Setelah puas menciccipi es cendol harga kaki 5 tapi rasa hotel bintang 7 itu, sayapun melanjutkan kembali perjalanan pulang. Melewati pemakaman umum, kampus UNJ (Universitas Negeri Jakarta), pom bensin dan menyebrang lampu merah jalan raya simpang Utan Kayu, melintas di depan kantor pos, apotik, warteg/restoran dan puluhan ruko dan perkantoran  yang berjejer di sepanjang jalan Utan Kayu, hingga sampailah saya di titik akhir,  heheheh.

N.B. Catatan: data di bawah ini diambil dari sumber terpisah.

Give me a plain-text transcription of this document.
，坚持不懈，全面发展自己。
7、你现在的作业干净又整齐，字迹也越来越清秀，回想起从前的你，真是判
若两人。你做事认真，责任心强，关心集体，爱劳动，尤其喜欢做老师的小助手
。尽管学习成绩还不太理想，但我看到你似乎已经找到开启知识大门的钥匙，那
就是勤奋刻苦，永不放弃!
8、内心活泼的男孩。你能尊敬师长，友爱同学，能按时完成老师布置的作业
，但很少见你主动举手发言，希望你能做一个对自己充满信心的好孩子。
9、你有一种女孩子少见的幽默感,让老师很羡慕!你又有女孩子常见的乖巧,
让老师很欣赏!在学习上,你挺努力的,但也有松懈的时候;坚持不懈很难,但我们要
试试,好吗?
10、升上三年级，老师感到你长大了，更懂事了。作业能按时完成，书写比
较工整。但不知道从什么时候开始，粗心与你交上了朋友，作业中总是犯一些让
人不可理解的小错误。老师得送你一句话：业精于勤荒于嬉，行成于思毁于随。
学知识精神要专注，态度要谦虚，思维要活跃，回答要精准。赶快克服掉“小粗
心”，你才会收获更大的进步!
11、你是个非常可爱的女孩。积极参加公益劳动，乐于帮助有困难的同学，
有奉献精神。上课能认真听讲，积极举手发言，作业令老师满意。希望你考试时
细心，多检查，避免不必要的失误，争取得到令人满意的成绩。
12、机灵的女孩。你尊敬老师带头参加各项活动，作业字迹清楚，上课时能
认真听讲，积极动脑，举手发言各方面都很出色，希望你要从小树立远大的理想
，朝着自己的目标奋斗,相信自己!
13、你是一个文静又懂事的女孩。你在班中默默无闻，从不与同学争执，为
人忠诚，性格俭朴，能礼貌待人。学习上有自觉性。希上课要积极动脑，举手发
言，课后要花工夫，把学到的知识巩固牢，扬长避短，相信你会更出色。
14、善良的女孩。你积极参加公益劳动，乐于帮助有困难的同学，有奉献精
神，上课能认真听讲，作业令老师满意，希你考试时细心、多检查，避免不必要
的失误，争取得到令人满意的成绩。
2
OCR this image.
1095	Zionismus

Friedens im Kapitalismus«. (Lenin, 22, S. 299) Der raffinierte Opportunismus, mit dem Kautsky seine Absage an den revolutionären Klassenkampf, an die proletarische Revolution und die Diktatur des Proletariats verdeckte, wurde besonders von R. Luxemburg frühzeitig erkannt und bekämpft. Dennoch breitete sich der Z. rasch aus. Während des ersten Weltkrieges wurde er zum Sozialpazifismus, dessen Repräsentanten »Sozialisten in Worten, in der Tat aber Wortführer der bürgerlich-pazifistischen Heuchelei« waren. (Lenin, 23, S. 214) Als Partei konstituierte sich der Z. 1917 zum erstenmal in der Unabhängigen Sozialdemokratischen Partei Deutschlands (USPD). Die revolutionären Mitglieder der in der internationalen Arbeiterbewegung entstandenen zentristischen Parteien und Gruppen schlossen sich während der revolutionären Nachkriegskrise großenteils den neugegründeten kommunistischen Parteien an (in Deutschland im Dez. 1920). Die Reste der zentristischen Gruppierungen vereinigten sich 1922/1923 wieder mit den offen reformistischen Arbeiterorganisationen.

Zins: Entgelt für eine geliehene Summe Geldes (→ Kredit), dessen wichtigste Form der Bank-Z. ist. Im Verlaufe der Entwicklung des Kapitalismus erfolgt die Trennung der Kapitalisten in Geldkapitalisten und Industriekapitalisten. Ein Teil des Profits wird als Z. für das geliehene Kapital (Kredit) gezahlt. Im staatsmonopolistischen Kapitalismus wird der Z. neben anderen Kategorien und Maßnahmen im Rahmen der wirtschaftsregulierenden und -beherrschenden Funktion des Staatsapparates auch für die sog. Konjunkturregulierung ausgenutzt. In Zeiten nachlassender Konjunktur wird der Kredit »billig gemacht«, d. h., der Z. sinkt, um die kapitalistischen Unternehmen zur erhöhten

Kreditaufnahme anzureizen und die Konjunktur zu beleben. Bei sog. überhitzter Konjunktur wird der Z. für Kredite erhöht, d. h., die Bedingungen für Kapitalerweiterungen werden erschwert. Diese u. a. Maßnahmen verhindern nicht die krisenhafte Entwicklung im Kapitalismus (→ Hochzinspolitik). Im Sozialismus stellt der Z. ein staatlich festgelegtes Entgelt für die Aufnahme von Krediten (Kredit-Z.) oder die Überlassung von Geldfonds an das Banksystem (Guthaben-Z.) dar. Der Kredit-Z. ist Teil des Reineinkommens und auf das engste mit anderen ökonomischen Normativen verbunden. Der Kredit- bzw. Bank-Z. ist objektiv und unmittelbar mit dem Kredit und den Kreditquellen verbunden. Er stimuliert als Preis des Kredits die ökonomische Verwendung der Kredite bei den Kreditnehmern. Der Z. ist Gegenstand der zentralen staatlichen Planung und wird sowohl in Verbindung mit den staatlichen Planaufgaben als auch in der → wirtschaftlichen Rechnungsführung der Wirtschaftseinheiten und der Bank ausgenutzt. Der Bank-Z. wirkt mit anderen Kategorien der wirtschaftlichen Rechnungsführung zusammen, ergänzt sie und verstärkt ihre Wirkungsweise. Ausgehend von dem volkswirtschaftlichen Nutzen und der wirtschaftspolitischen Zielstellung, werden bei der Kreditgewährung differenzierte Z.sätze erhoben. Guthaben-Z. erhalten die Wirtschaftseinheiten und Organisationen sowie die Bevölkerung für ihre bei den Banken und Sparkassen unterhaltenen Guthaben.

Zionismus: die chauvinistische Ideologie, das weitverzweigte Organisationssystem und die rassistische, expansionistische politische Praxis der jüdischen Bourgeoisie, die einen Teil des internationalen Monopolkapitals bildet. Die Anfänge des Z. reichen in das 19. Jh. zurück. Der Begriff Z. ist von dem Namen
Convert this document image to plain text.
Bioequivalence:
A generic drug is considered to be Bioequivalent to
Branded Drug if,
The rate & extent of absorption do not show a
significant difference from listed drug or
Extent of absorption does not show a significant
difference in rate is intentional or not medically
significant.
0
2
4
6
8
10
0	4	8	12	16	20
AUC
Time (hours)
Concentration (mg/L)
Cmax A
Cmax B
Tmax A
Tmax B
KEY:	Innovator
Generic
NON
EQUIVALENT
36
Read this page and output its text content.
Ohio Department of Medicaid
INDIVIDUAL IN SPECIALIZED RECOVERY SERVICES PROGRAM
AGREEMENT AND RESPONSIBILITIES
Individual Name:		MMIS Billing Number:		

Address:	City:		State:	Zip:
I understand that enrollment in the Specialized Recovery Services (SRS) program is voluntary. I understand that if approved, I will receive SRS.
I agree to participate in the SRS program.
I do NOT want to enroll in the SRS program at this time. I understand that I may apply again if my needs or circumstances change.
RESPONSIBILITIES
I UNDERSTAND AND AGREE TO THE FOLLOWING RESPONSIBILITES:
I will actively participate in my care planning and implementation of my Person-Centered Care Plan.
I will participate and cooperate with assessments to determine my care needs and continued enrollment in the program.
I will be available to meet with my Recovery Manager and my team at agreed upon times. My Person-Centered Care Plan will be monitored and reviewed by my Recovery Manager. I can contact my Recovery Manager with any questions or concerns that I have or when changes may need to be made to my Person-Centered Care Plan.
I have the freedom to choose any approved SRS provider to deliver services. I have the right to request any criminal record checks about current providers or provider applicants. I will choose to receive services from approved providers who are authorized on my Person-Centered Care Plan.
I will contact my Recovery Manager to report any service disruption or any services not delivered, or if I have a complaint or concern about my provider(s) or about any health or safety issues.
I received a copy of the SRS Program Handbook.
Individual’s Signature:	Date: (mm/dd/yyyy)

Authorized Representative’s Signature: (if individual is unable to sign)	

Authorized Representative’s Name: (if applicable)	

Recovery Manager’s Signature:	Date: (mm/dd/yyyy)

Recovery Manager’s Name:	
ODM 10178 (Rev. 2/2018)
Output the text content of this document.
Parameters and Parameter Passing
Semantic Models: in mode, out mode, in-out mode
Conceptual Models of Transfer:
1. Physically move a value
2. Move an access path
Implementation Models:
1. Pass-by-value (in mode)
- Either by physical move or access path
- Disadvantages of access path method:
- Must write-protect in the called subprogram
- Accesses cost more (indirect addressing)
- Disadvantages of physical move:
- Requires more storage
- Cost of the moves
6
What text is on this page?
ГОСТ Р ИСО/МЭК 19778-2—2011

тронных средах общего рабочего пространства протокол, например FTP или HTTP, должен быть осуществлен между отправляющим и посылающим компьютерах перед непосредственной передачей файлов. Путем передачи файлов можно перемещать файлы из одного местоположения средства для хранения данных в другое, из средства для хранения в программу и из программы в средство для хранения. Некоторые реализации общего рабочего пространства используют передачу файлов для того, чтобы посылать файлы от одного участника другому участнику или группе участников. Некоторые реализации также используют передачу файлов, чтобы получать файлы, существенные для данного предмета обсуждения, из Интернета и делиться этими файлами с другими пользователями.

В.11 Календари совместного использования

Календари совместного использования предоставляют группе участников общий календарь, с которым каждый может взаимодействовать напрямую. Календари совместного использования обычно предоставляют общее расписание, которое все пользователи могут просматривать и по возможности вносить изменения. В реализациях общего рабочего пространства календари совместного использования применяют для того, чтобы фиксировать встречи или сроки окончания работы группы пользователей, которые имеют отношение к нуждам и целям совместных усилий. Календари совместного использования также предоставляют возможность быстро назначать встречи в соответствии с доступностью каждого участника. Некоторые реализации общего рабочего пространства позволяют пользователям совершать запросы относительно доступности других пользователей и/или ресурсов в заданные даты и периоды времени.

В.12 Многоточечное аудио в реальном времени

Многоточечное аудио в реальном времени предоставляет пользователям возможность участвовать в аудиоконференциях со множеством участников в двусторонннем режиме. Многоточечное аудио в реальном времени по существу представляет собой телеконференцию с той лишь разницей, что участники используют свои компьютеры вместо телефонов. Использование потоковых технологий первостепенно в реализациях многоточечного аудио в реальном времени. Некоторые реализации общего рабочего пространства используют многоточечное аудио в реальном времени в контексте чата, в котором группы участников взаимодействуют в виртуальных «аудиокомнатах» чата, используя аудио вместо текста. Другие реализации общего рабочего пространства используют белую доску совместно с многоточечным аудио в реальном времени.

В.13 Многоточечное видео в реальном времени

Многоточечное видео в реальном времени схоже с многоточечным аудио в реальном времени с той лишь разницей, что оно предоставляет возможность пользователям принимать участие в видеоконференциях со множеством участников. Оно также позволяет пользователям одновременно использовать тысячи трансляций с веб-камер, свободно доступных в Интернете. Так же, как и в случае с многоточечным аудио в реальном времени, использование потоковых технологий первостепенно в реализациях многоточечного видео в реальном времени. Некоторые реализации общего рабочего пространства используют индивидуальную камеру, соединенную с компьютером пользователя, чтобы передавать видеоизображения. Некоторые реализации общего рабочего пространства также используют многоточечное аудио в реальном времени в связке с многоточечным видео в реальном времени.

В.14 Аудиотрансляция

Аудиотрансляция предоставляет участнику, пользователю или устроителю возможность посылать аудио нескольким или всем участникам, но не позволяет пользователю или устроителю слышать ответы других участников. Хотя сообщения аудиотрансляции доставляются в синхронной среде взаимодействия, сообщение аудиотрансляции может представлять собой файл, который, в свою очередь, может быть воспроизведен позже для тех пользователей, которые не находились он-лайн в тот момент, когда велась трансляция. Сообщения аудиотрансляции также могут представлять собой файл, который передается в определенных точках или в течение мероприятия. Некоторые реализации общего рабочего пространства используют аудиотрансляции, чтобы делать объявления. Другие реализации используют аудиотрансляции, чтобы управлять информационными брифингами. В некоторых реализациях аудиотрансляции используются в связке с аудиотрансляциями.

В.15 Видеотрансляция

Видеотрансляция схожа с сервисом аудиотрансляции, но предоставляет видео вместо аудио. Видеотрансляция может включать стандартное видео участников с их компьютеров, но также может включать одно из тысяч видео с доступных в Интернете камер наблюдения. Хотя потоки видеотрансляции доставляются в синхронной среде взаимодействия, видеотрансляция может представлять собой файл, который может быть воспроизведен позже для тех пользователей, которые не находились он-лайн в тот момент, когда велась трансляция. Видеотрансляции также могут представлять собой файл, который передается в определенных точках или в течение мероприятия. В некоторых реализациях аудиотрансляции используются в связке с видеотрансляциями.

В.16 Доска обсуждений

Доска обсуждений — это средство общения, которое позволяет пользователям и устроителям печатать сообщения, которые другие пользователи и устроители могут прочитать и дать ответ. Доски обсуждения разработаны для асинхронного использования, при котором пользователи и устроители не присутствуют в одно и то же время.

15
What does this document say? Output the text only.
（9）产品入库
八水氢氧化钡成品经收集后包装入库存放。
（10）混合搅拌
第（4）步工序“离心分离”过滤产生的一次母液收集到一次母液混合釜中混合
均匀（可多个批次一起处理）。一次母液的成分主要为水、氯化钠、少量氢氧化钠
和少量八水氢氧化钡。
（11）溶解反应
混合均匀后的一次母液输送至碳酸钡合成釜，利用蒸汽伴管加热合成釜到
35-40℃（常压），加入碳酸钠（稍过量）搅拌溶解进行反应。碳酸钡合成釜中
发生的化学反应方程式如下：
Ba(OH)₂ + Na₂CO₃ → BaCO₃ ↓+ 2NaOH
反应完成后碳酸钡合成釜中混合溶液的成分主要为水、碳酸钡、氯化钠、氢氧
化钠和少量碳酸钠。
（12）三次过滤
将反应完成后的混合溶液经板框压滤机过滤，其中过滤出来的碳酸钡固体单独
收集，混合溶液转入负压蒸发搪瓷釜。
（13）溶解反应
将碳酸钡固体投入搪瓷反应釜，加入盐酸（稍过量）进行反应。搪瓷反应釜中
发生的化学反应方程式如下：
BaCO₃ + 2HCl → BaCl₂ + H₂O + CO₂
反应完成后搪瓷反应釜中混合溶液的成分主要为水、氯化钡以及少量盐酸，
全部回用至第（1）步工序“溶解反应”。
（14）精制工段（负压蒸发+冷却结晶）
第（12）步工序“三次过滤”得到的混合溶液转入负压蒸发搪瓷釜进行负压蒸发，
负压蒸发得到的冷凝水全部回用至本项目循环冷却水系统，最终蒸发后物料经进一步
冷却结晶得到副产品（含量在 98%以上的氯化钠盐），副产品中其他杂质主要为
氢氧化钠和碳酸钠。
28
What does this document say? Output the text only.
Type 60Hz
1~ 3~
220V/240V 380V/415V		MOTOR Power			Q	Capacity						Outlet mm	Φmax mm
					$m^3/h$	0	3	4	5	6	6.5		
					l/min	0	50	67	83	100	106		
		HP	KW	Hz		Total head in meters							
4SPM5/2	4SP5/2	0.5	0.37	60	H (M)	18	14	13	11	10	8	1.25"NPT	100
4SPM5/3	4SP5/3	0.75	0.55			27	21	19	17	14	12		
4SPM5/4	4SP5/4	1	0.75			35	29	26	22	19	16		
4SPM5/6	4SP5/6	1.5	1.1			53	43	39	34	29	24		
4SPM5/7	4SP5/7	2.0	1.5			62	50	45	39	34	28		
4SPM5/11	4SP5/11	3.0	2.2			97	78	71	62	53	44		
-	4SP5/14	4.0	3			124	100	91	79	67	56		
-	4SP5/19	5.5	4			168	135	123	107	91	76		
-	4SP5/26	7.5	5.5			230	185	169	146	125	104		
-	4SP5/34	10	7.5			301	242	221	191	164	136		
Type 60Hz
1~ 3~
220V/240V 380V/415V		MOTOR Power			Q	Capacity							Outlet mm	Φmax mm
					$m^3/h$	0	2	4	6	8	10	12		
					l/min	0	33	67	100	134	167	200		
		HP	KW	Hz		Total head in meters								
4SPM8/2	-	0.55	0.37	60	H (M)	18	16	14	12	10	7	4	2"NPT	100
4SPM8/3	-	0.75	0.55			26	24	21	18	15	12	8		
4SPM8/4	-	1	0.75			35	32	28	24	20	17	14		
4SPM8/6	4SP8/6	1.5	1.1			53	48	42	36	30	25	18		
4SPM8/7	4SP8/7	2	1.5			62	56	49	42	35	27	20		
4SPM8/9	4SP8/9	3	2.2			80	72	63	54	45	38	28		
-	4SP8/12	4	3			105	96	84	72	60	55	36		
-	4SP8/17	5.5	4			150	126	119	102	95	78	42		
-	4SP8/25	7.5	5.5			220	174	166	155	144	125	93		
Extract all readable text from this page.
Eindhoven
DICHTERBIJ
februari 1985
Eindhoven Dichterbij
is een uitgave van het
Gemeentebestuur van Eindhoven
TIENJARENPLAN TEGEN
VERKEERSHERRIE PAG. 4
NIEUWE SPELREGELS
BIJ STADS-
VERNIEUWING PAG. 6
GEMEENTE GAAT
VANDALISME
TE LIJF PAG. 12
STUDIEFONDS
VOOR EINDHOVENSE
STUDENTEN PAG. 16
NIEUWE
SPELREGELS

Yauw..tak sampai 40 menit perjalalan dari Tip Top, sampai juga diriku ke kosan indah. Saya langsung cerita ke teman kos, tentang perjalanan saya siang tadi. Tapi, mereka tak percaya. "Tip top itu jauh mbak, gak mungkin..gak mungkin... mbak Eka ngelakuinnya"! Begitulah celetukan mereka. 

Biarlah, kalau mereka tak percaya. Yang penting saya sudah melakukannya. Yes! Saya senang sekali sudah bisa membuktikan, setidaknya pada diri saya sendiri bahwa saya bisa. Yuhuu ! 

Yah, itulah sedikit kisah saya hari ini. Kisah yang tak sengaja, walau sudah lama direncanakan.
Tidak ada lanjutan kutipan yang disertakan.